Banner Health Employee Benefits - Eligibility  

Dependent Eligibility

Dependent Eligibility  

Many of the benefit plans allow you to add eligible family members to the same plan in which you are enrolled. Follow the links to learn more about Dependent Eligibility.

Who is Considered a Dependent

Depending on the plan, eligible family members may include:

  • Your spouse
  • Your same-sex spouse if your marriage took place in a state that recognizes such marriages
  • Your common-law spouse if you live in a state that recognizes such marriages.
  • Your same sex or opposite sex domestic partner and eligible dependent children (enrollment is limited to medical, dental, vision, life insurance and legal plans)
  • Your children, stepchildren, adopted children or those for whom you have legal guardianship up to age 26
  • Your children who are at least age 26 and are incapable of self-support because of a mental or physical disability.

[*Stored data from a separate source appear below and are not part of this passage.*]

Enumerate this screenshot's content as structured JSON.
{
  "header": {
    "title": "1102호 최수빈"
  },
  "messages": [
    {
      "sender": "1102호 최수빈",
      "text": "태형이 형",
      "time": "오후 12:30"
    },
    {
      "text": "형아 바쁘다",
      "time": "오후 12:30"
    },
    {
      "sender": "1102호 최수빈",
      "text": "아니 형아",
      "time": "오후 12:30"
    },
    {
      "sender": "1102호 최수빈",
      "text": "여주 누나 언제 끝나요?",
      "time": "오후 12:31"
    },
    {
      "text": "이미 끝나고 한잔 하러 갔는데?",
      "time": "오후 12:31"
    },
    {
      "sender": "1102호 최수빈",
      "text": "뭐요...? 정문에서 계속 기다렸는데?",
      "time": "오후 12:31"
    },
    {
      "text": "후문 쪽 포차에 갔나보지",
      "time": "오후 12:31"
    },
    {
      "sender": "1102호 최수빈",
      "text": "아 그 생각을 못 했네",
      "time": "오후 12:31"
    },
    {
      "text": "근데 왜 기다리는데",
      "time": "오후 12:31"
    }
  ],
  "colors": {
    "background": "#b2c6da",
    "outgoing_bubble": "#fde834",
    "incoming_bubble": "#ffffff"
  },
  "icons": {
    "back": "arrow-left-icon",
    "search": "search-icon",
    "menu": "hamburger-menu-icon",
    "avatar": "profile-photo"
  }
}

Verification of your dependents' eligibility is required; see Dependent Verification below.

NOTE:  You must immediately notify the Service Center at Banner Plan Administration when your dependents no longer met the eligibility requirements.

Dependent Verification

When you add your dependents to your coverage in the enrollment system, you will be required to verify that they meet the eligibility criteria. The types of documents you must provide are listed on the Dependent Eligibility Matrix.

In addition, in order for Banner Health to comply with the Medicare as Secondary Payer Act, you must provide a valid Social Security number for each dependent, or indicate that the individual does not have a Social Security number.

If you are adding a newborn to your plan(s), you will have 45 days from the date of your child’s birth to provide this information. If we do not receive this information, your child’s enrollment will be terminated at the end of the month in which he/she reaches the 45 day time frame. 

If you are covered by a Banner medical plan, your newborn child is automatically covered by the plan for 31 days. During that 31 day period you must contact the Service Center at Banner Plan Administration at (480) 684-7070 in the Phoenix area or (800) 827-2464 in all other areas to enroll your child in order for coverage to continue. You will have up to two weeks after the end of the 31 day enrollment period to provide the necessary verification documents. You may provide the Social Security number online by accessing the enrollment system, or you may call the Service Center at Banner Plan Administration at (480) 684-7070 in the Phoenix area or (800) 827-2464 in all other areas.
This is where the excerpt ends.